July 19, 2024/CSL Research
After a meeting between President Bola Tinubu and leaders of the Nigeria Labour Congress (NLC) and the Trade Union Congress (TUC) at the State House in Abuja, the Minister of Information and National Orientation, Mohammed Idris, announced that the Government and the Labour centers have agreed on a new minimum wage of N70,000 for the least paid workers in the country. Previously, the Federal Government had offered N62,000, while Labour had demanded N250,000. Idris also mentioned that numerous incentives are being developed to accompany the new minimum wage.

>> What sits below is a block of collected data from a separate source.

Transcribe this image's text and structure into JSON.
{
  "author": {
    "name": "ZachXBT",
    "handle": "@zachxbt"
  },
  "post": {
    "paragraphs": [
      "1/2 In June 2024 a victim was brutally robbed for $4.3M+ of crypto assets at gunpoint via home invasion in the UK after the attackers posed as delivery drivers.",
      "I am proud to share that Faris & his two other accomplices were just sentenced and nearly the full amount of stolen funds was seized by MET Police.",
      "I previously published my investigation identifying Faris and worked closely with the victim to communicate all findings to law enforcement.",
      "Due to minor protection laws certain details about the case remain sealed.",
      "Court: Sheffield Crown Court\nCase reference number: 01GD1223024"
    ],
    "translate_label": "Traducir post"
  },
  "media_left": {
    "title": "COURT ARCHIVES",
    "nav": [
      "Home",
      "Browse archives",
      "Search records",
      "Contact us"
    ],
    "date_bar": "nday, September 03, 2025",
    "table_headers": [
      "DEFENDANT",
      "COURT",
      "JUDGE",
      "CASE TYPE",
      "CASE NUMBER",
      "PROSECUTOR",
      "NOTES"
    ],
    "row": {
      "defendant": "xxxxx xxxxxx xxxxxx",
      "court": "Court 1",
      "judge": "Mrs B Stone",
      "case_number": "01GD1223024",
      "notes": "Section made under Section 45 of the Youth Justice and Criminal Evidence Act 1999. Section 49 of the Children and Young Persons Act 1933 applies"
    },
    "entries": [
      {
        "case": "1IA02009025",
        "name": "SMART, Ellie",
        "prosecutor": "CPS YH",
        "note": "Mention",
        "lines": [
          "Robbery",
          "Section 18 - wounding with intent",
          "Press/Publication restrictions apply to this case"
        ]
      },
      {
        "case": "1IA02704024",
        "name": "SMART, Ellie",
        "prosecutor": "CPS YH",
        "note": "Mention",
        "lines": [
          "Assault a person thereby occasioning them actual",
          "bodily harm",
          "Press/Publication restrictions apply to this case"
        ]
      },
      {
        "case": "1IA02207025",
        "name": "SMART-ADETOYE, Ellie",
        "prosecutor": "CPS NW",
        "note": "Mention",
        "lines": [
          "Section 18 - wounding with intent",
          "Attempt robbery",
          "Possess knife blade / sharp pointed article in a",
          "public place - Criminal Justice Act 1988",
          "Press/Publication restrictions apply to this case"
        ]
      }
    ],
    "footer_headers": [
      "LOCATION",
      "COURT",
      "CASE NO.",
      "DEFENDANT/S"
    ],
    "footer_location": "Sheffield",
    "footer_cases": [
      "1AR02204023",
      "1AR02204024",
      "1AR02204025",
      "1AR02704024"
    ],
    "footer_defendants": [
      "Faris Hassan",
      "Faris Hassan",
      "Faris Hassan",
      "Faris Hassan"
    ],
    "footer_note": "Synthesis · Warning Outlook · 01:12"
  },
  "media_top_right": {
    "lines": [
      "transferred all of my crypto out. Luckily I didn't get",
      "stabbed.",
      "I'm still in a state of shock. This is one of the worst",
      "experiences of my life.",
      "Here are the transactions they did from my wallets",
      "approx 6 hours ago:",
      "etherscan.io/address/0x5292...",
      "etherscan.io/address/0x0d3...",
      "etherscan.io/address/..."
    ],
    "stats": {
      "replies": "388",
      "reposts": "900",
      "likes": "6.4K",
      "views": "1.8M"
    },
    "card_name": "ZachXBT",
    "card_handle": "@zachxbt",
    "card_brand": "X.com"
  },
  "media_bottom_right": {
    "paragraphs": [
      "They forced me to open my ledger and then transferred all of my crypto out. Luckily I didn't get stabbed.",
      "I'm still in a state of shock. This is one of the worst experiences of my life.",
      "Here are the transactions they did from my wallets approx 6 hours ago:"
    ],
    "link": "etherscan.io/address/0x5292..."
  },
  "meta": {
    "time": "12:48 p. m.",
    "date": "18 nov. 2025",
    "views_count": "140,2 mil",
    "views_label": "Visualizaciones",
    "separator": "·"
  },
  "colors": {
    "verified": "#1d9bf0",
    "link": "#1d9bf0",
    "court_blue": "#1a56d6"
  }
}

Bayo Onanuga, the special adviser to the president further confirmed plans to review the national minimum wage law every three years and to find optimal ways to assist the private sector and the sub-nationals pay the minimum wage.
Nigeria’s inflation rose to another new high of 34.19% in June 2024, making it one of the highest in the world. The removal of the subsidy on petrol and the unification of the FX rates at the various official windows worsened inflationary pressures in 2023, into 2024.
Given the failing macroeconomic conditions in the country, more Nigerians were pushed below the poverty line in 2023. According to the World Bank, sluggish growth and rising inflation has caused an estimated poverty rate to reach 38.9% as of 2023, with an estimated 87million Nigerians living below the poverty line — the world’s second-largest poor population after India.
The implementation of the minimum wage is long overdue, and the expected increase is insignificant compared to the rise in living cost. Therefore, it is crucial for both State and Federal Governments to develop clear and workable strategies to boost revenue to meet the associated increases in personnel costs. At the federal level, government revenue is strained by elevated debt servicing costs amidst weak revenue-generating capacity.
At the state level, the heavy reliance on FAAC allocations, which are closely tied to the volatile prices of crude oil, combined with weak internally generated revenues, means many state governments struggle to pay salaries when FAAC allocations decrease or simply cannot cover the running expenses of such states. Notably, the existing minimum wage law of 2019, which raised the minimum wage to N30,000, had not been fully implemented in about seven states as of 2022.
It is imperative for state governments to develop clear strategies to generate revenue to accommodate the associated increase in personnel costs, ensuring that salary increases are not merely theoretical but can be practically implemented.